Schon obligatorisch und bei Jung und Alt gleichermaßen sehr beliebt sind die Gaumenfreuden auf Schloss Zweibrüggen. So gibt es den Mittagstisch - von 11 bis 14 Uhr; Kuchen, Kaffee und andere Getränke gibt es von 14 bis 17 Uhr. Mit Musik geht alles besser. „Blues and more von Tea-Jazz” heißt die Devise von 15 bis 17 Uhr.

Haus Basten lädt zum informativen Besuch ein

Auch in Geilenkirchen wird sich am Tag des offenen Denkmals ein altes Gemäuer den Besuchern präsentieren. Die Stadt Geilenkirchen stellt „Haus Basten”, verbunden mit einer Jubiläumsveranstaltung „20 Jahre Begegnungsstätte Haus Basten” vor.

Bei dem Baudenkmal handelt es sich um eine Backsteinanlage aus dem 18. Jahrhundert mit Mansarddach, die im Couven-Stil errichtet wurde. Bis in die 1980er Jahre war das Gebäude im Eigentum der Familie Basten.

1989 wurde das Haus von der Stadt übernommen. Seither spielt „Haus Basten” als die „gute Stube” der Stadt eine wichtige Rolle im lokalen Kulturleben.

Thomas und Friedrich August Basten werden Interessenten durch das Haus führen.
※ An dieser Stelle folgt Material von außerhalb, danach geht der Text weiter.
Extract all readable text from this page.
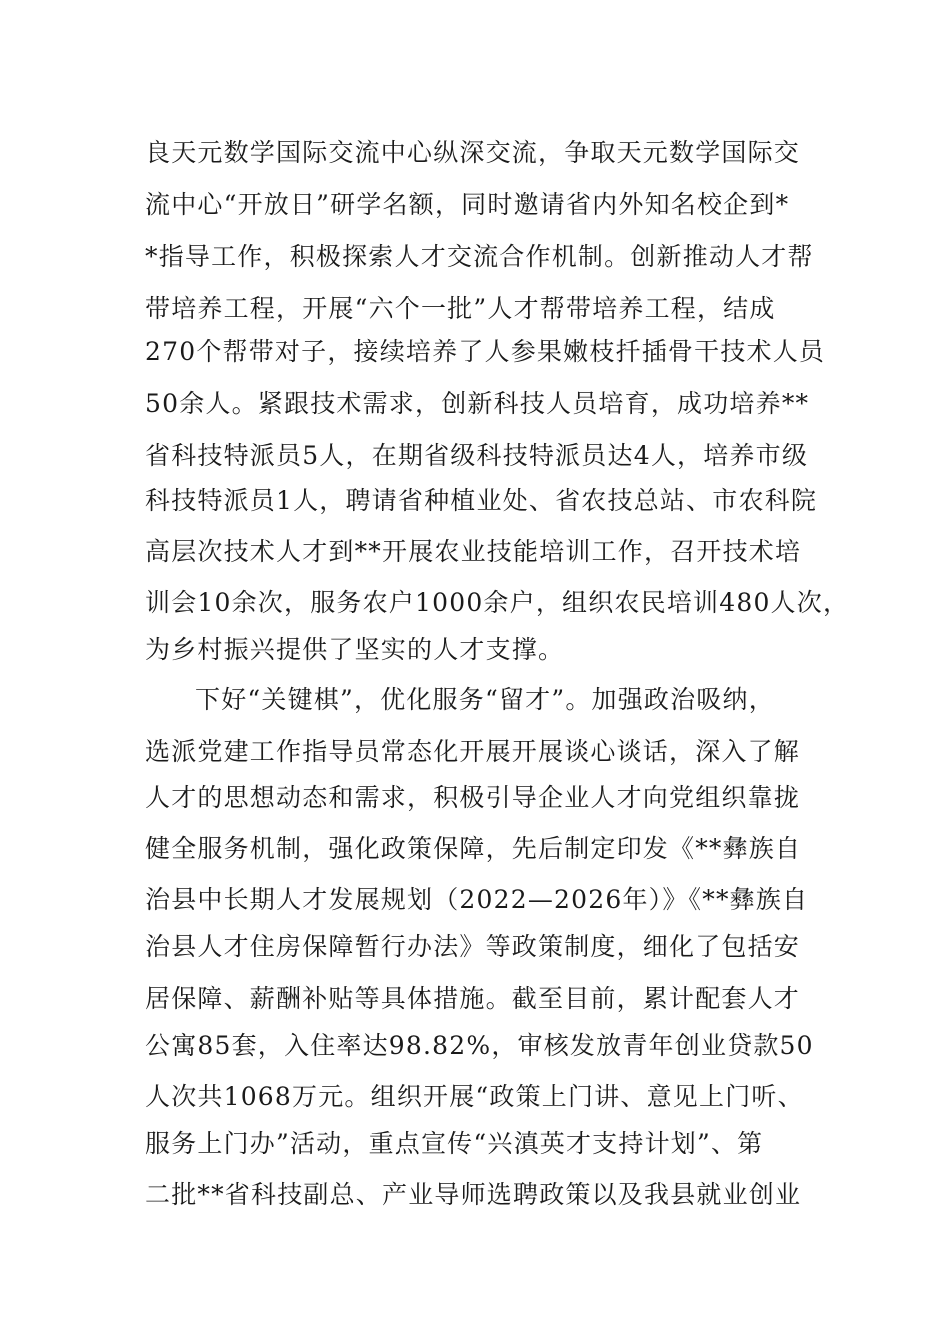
良天元数学国际交流中心纵深交流，争取天元数学国际交
流中心“开放日”研学名额，同时邀请省内外知名校企到*
*指导工作，积极探索人才交流合作机制。创新推动人才帮
带培养工程，开展“六个一批”人才帮带培养工程，结成
270个帮带对子，接续培养了人参果嫩枝扦插骨干技术人员
50余人。紧跟技术需求，创新科技人员培育，成功培养**
省科技特派员5人，在期省级科技特派员达4人，培养市级
科技特派员1人，聘请省种植业处、省农技总站、市农科院
高层次技术人才到**开展农业技能培训工作，召开技术培
训会10余次，服务农户1000余户，组织农民培训480人次，
为乡村振兴提供了坚实的人才支撑。
下好“关键棋”，优化服务“留才”。加强政治吸纳，
选派党建工作指导员常态化开展开展谈心谈话，深入了解
人才的思想动态和需求，积极引导企业人才向党组织靠拢
健全服务机制，强化政策保障，先后制定印发《**彝族自
治县中长期人才发展规划（2022—2026年）》《**彝族自
治县人才住房保障暂行办法》等政策制度，细化了包括安
居保障、薪酬补贴等具体措施。截至目前，累计配套人才
公寓85套，入住率达98.82%，审核发放青年创业贷款50
人次共1068万元。组织开展“政策上门讲、意见上门听、
服务上门办”活动，重点宣传“兴滇英才支持计划”、第
二批**省科技副总、产业导师选聘政策以及我县就业创业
Eine kleine Fotoausstellung über die Baugeschichte des Hauses und die Zeit als Ölmühle wird von 11 bis 18 Uhr ebenfalls angeboten.

Einlass in die städtische Begegnungsstätte, Eingang Friedlandplatz, ist ab 10.45 Uhr. Die musikalische Begleitung der Veranstaltung übernimmt Olga Kreimer. Für 11.15 Uhr ist die Begrüßung durch den Bürgermeister vorgesehen. Um 11.30 Uhr erfolgt die erste Führung durch „Haus Basten”, um 15 Uhr die 2. Führung.